Modern western live is not like that for most people. Who live very busy and isolated lives.

Like people have said, nursery will never provide the same quality of one on one interaction that an engaged, committed and loving parent can provide. It can provide a rich social environment though but I don't think that is exclusive to nursery settings. SAHP can provide that for their DC too through playgroups, music groups, family interactions etc

Absofrigginlootly · 13/01/2018 02:11

Superbeagle of course! I'm not saying parents are setting out to intentionally do this... I'm saying that the western capitalist economic model which values work first creates a society with these expectations.... I currently live in the states, where you can see the effect of this even more clearly. Common practice for 5 week old newborns to go to daycare full time because their parents have no other choice

RicStar · 13/01/2018 04:11

Well dd is in year 1 now and I would never like to hazard a guess as to which children went to nursery young. I am pretty sure her teacher could not pick out which children went to nursery / chidcare or when. So I am dubious as to whether there are long term differences although am not aware of any longitudinal study. Mostly parents work out what suits their family best for a range of reasons.

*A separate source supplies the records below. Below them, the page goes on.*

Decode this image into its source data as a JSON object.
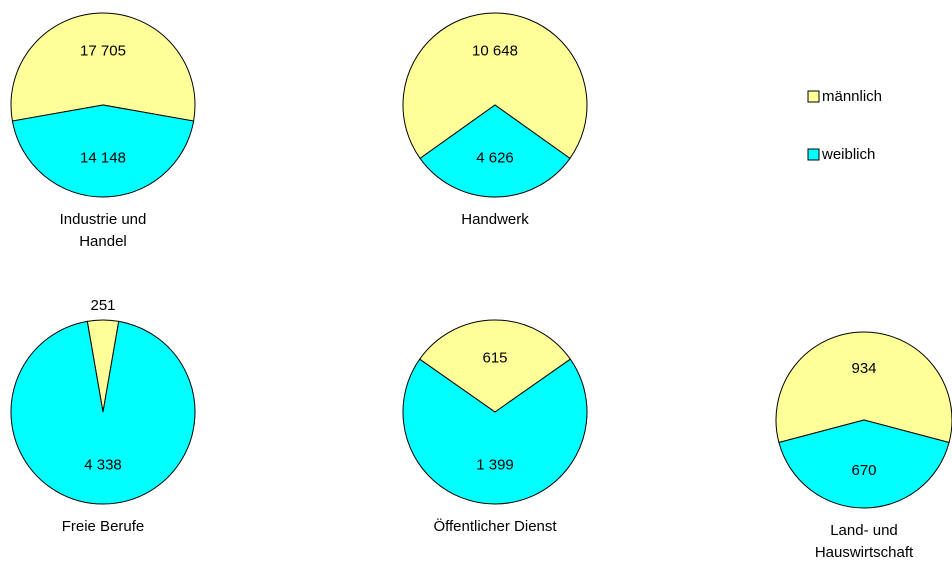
{
  "chart_data": [
    {
      "type": "pie",
      "title": "Industrie und Handel",
      "categories": [
        "männlich",
        "weiblich"
      ],
      "values": [
        17705,
        14148
      ],
      "value_labels": [
        "17 705",
        "14 148"
      ],
      "colors": [
        "#ffff99",
        "#00ffff"
      ]
    },
    {
      "type": "pie",
      "title": "Handwerk",
      "categories": [
        "männlich",
        "weiblich"
      ],
      "values": [
        10648,
        4626
      ],
      "value_labels": [
        "10 648",
        "4 626"
      ],
      "colors": [
        "#ffff99",
        "#00ffff"
      ]
    },
    {
      "type": "pie",
      "title": "Freie Berufe",
      "categories": [
        "männlich",
        "weiblich"
      ],
      "values": [
        251,
        4338
      ],
      "value_labels": [
        "251",
        "4 338"
      ],
      "colors": [
        "#ffff99",
        "#00ffff"
      ]
    },
    {
      "type": "pie",
      "title": "Öffentlicher Dienst",
      "categories": [
        "männlich",
        "weiblich"
      ],
      "values": [
        615,
        1399
      ],
      "value_labels": [
        "615",
        "1 399"
      ],
      "colors": [
        "#ffff99",
        "#00ffff"
      ]
    },
    {
      "type": "pie",
      "title": "Land- und Hauswirtschaft",
      "categories": [
        "männlich",
        "weiblich"
      ],
      "values": [
        934,
        670
      ],
      "value_labels": [
        "934",
        "670"
      ],
      "colors": [
        "#ffff99",
        "#00ffff"
      ]
    }
  ]
}
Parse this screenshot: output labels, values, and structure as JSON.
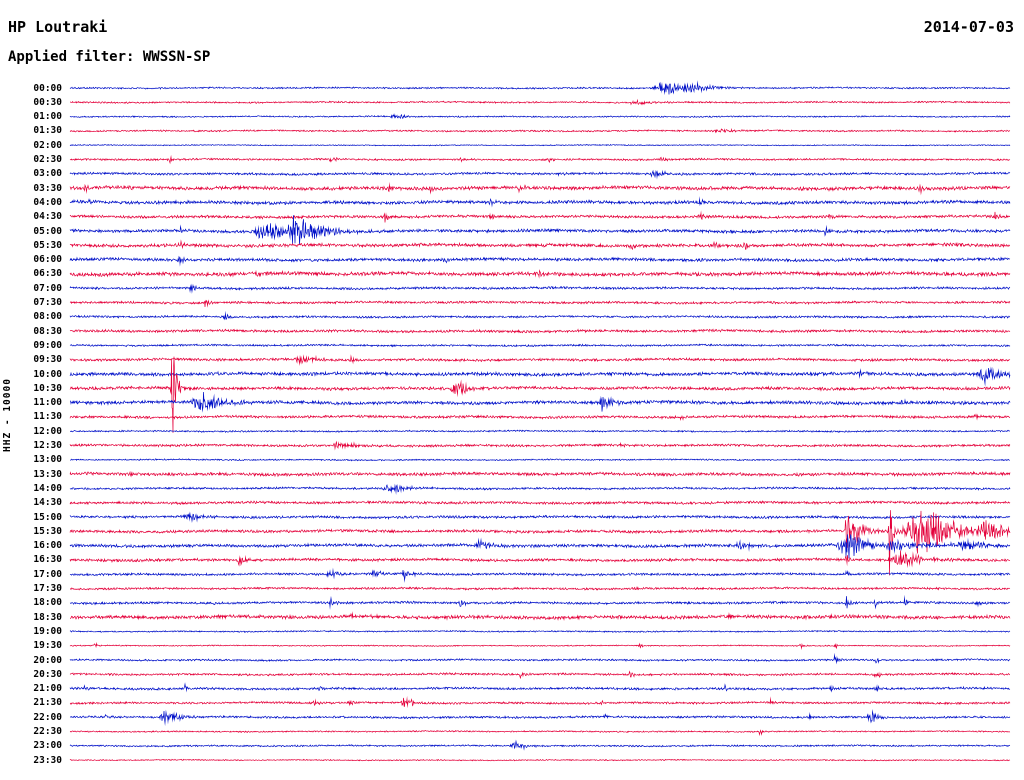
{
  "header": {
    "station": "HP Loutraki",
    "date": "2014-07-03",
    "filter_label": "Applied filter: WWSSN-SP"
  },
  "axis": {
    "left_label": "HHZ - 10000"
  },
  "colors": {
    "blue": "#0010c8",
    "red": "#e4003a",
    "text": "#000000",
    "background": "#ffffff"
  },
  "chart_data": {
    "type": "line",
    "kind": "helicorder-seismogram",
    "title": "HP Loutraki 2014-07-03",
    "subtitle": "Applied filter: WWSSN-SP",
    "ylabel": "HHZ - 10000",
    "xlabel": "",
    "row_duration_minutes": 30,
    "rows_total": 48,
    "legend": "alternating blue/red traces, one 30-minute segment per line",
    "rows": [
      {
        "t": "00:00",
        "c": "blue",
        "n": 0.7,
        "ev": [
          [
            0.633,
            7,
            16
          ],
          [
            0.662,
            4,
            9
          ]
        ]
      },
      {
        "t": "00:30",
        "c": "red",
        "n": 0.7,
        "ev": [
          [
            0.601,
            2.5,
            10
          ]
        ]
      },
      {
        "t": "01:00",
        "c": "blue",
        "n": 0.6,
        "ev": [
          [
            0.346,
            2.5,
            8
          ]
        ]
      },
      {
        "t": "01:30",
        "c": "red",
        "n": 0.7,
        "ev": [
          [
            0.692,
            2,
            12
          ]
        ]
      },
      {
        "t": "02:00",
        "c": "blue",
        "n": 0.45,
        "ev": []
      },
      {
        "t": "02:30",
        "c": "red",
        "n": 0.8,
        "ev": [
          [
            0.106,
            3,
            3
          ],
          [
            0.277,
            3,
            3
          ],
          [
            0.415,
            2.5,
            3
          ],
          [
            0.51,
            2.5,
            3
          ],
          [
            0.628,
            3,
            3
          ]
        ]
      },
      {
        "t": "03:00",
        "c": "blue",
        "n": 1.0,
        "ev": [
          [
            0.622,
            5,
            5
          ],
          [
            0.52,
            2,
            3
          ]
        ]
      },
      {
        "t": "03:30",
        "c": "red",
        "n": 1.5,
        "ev": [
          [
            0.016,
            4,
            2
          ],
          [
            0.064,
            5,
            2
          ],
          [
            0.34,
            5,
            2
          ],
          [
            0.383,
            4,
            2
          ],
          [
            0.478,
            4,
            2
          ],
          [
            0.808,
            4,
            2
          ],
          [
            0.904,
            4,
            2
          ]
        ]
      },
      {
        "t": "04:00",
        "c": "blue",
        "n": 1.4,
        "ev": [
          [
            0.021,
            3,
            2
          ],
          [
            0.447,
            3,
            2
          ],
          [
            0.67,
            3,
            2
          ]
        ]
      },
      {
        "t": "04:30",
        "c": "red",
        "n": 1.2,
        "ev": [
          [
            0.335,
            5,
            2
          ],
          [
            0.447,
            3,
            2
          ],
          [
            0.67,
            4,
            2
          ],
          [
            0.808,
            3,
            2
          ],
          [
            0.984,
            4,
            2
          ]
        ]
      },
      {
        "t": "05:00",
        "c": "blue",
        "n": 1.3,
        "ev": [
          [
            0.117,
            5,
            2
          ],
          [
            0.21,
            9,
            22
          ],
          [
            0.24,
            11,
            14
          ],
          [
            0.803,
            5,
            2
          ]
        ]
      },
      {
        "t": "05:30",
        "c": "red",
        "n": 1.4,
        "ev": [
          [
            0.117,
            5,
            2
          ],
          [
            0.505,
            4,
            2
          ],
          [
            0.596,
            4,
            2
          ],
          [
            0.686,
            5,
            2
          ],
          [
            0.718,
            4,
            2
          ]
        ]
      },
      {
        "t": "06:00",
        "c": "blue",
        "n": 1.3,
        "ev": [
          [
            0.117,
            6,
            2
          ],
          [
            0.399,
            3,
            2
          ]
        ]
      },
      {
        "t": "06:30",
        "c": "red",
        "n": 1.6,
        "ev": [
          [
            0.2,
            3,
            3
          ],
          [
            0.5,
            3,
            3
          ]
        ]
      },
      {
        "t": "07:00",
        "c": "blue",
        "n": 1.0,
        "ev": [
          [
            0.128,
            5,
            2
          ]
        ]
      },
      {
        "t": "07:30",
        "c": "red",
        "n": 1.0,
        "ev": [
          [
            0.144,
            7,
            2
          ]
        ]
      },
      {
        "t": "08:00",
        "c": "blue",
        "n": 0.9,
        "ev": [
          [
            0.165,
            6,
            2
          ]
        ]
      },
      {
        "t": "08:30",
        "c": "red",
        "n": 1.1,
        "ev": [
          [
            0.54,
            2,
            3
          ]
        ]
      },
      {
        "t": "09:00",
        "c": "blue",
        "n": 0.8,
        "ev": []
      },
      {
        "t": "09:30",
        "c": "red",
        "n": 1.1,
        "ev": [
          [
            0.245,
            5,
            9
          ],
          [
            0.3,
            3,
            4
          ]
        ]
      },
      {
        "t": "10:00",
        "c": "blue",
        "n": 1.4,
        "ev": [
          [
            0.973,
            8,
            10
          ],
          [
            0.84,
            3,
            2
          ]
        ]
      },
      {
        "t": "10:30",
        "c": "red",
        "n": 1.3,
        "ev": [
          [
            0.109,
            55,
            2
          ],
          [
            0.41,
            8,
            7
          ]
        ]
      },
      {
        "t": "11:00",
        "c": "blue",
        "n": 1.4,
        "ev": [
          [
            0.138,
            10,
            12
          ],
          [
            0.566,
            7,
            7
          ],
          [
            0.883,
            4,
            2
          ]
        ]
      },
      {
        "t": "11:30",
        "c": "red",
        "n": 1.1,
        "ev": [
          [
            0.649,
            3,
            2
          ],
          [
            0.963,
            3,
            2
          ]
        ]
      },
      {
        "t": "12:00",
        "c": "blue",
        "n": 0.7,
        "ev": []
      },
      {
        "t": "12:30",
        "c": "red",
        "n": 1.0,
        "ev": [
          [
            0.287,
            3,
            12
          ],
          [
            0.585,
            2.5,
            4
          ]
        ]
      },
      {
        "t": "13:00",
        "c": "blue",
        "n": 0.6,
        "ev": []
      },
      {
        "t": "13:30",
        "c": "red",
        "n": 1.3,
        "ev": [
          [
            0.064,
            4,
            2
          ]
        ]
      },
      {
        "t": "14:00",
        "c": "blue",
        "n": 0.9,
        "ev": [
          [
            0.34,
            5,
            9
          ]
        ]
      },
      {
        "t": "14:30",
        "c": "red",
        "n": 1.1,
        "ev": []
      },
      {
        "t": "15:00",
        "c": "blue",
        "n": 1.1,
        "ev": [
          [
            0.128,
            4,
            7
          ]
        ]
      },
      {
        "t": "15:30",
        "c": "red",
        "n": 1.2,
        "ev": [
          [
            0.826,
            40,
            1.5
          ],
          [
            0.835,
            12,
            7
          ],
          [
            0.872,
            45,
            1.5
          ],
          [
            0.905,
            22,
            22
          ],
          [
            0.975,
            10,
            9
          ]
        ]
      },
      {
        "t": "16:00",
        "c": "blue",
        "n": 1.3,
        "ev": [
          [
            0.437,
            5,
            7
          ],
          [
            0.713,
            4,
            7
          ],
          [
            0.825,
            18,
            9
          ],
          [
            0.88,
            5,
            18
          ],
          [
            0.95,
            5,
            14
          ]
        ]
      },
      {
        "t": "16:30",
        "c": "red",
        "n": 1.2,
        "ev": [
          [
            0.18,
            5,
            5
          ],
          [
            0.826,
            6,
            2
          ],
          [
            0.883,
            8,
            12
          ]
        ]
      },
      {
        "t": "17:00",
        "c": "blue",
        "n": 1.0,
        "ev": [
          [
            0.277,
            4,
            5
          ],
          [
            0.324,
            5,
            5
          ],
          [
            0.356,
            5,
            5
          ],
          [
            0.826,
            4,
            2
          ]
        ]
      },
      {
        "t": "17:30",
        "c": "red",
        "n": 0.9,
        "ev": [
          [
            0.6,
            2,
            3
          ]
        ]
      },
      {
        "t": "18:00",
        "c": "blue",
        "n": 1.0,
        "ev": [
          [
            0.154,
            3,
            2
          ],
          [
            0.277,
            5,
            2
          ],
          [
            0.415,
            5,
            2
          ],
          [
            0.826,
            6,
            2
          ],
          [
            0.857,
            4,
            2
          ],
          [
            0.888,
            4,
            2
          ],
          [
            0.963,
            4,
            2
          ]
        ]
      },
      {
        "t": "18:30",
        "c": "red",
        "n": 1.5,
        "ev": [
          [
            0.3,
            3,
            3
          ],
          [
            0.7,
            3,
            3
          ]
        ]
      },
      {
        "t": "19:00",
        "c": "blue",
        "n": 0.6,
        "ev": []
      },
      {
        "t": "19:30",
        "c": "red",
        "n": 0.5,
        "ev": [
          [
            0.027,
            3,
            2
          ],
          [
            0.606,
            3,
            2
          ],
          [
            0.777,
            3,
            2
          ],
          [
            0.814,
            3,
            2
          ]
        ]
      },
      {
        "t": "20:00",
        "c": "blue",
        "n": 0.8,
        "ev": [
          [
            0.814,
            5,
            2
          ],
          [
            0.857,
            5,
            2
          ]
        ]
      },
      {
        "t": "20:30",
        "c": "red",
        "n": 0.9,
        "ev": [
          [
            0.479,
            4,
            2
          ],
          [
            0.596,
            4,
            2
          ],
          [
            0.857,
            5,
            3
          ]
        ]
      },
      {
        "t": "21:00",
        "c": "blue",
        "n": 1.0,
        "ev": [
          [
            0.016,
            4,
            2
          ],
          [
            0.122,
            4,
            2
          ],
          [
            0.266,
            3,
            2
          ],
          [
            0.697,
            3,
            2
          ],
          [
            0.809,
            4,
            2
          ],
          [
            0.857,
            4,
            2
          ]
        ]
      },
      {
        "t": "21:30",
        "c": "red",
        "n": 0.9,
        "ev": [
          [
            0.26,
            3,
            2
          ],
          [
            0.298,
            3,
            2
          ],
          [
            0.356,
            6,
            5
          ],
          [
            0.564,
            3,
            2
          ],
          [
            0.745,
            3,
            2
          ]
        ]
      },
      {
        "t": "22:00",
        "c": "blue",
        "n": 0.9,
        "ev": [
          [
            0.037,
            4,
            2
          ],
          [
            0.048,
            4,
            2
          ],
          [
            0.101,
            6,
            9
          ],
          [
            0.569,
            3,
            2
          ],
          [
            0.787,
            3,
            2
          ],
          [
            0.851,
            7,
            4
          ]
        ]
      },
      {
        "t": "22:30",
        "c": "red",
        "n": 0.6,
        "ev": [
          [
            0.734,
            3,
            2
          ]
        ]
      },
      {
        "t": "23:00",
        "c": "blue",
        "n": 0.7,
        "ev": [
          [
            0.473,
            6,
            5
          ]
        ]
      },
      {
        "t": "23:30",
        "c": "red",
        "n": 0.5,
        "ev": []
      }
    ]
  }
}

LorelaiVictoriaGilmore · 13/01/2018 06:29

Ds goes to nursery three mornings a week even though there is no need for him to do so - I thought it would be good preparation for school, that he would learn different things at nursery than at home and that it would be more fun for him than hanging about the house while the nanny or I do laundry, empty the dishwasher etc. It seems to be working so far - he doesn't seem to view it any differently than his gymnastics, music or swimming. He is bubbly and confident and outgoing but will have moments of clingyness when he is tired, hungry or his routine changes - seems pretty normal to me!

LynetteScavo · 13/01/2018 07:13

Mine started nursery at 2.9, 3 and 2.2.

With hindsight I should have waited until they were all 3....and maybe the September if the year before they started school. I don't think they benefitted at all from going as early as they did.

NerrSnerr · 13/01/2018 07:30

I can really see the benefits of both. My eldest has been at nursery since she was 1. She is shy and can be clingy. I feel that nursery has really helped her gain the confidence to be away from me. We have no extended family who could help with this if we didn’t use childcare. I think we’d have a big problem getting her to preschool or reception if she hasn’t got used to going away from me at an earlier age.

My youngest is much more sociable and I reckon he’d be happy in any setting.

We don’t have much choice anyway- the good local childminders are all full to bursting (one has just retired) and I need to work.

There seems to be a lot of veiled judgement in threads like this. The vast majority of parents are doing their best and I imagine nursery vs childminder vs home won’t make a significant difference into adulthood.

Pengggwn · 13/01/2018 07:31

This reply has been deleted

Message withdrawn at poster's request.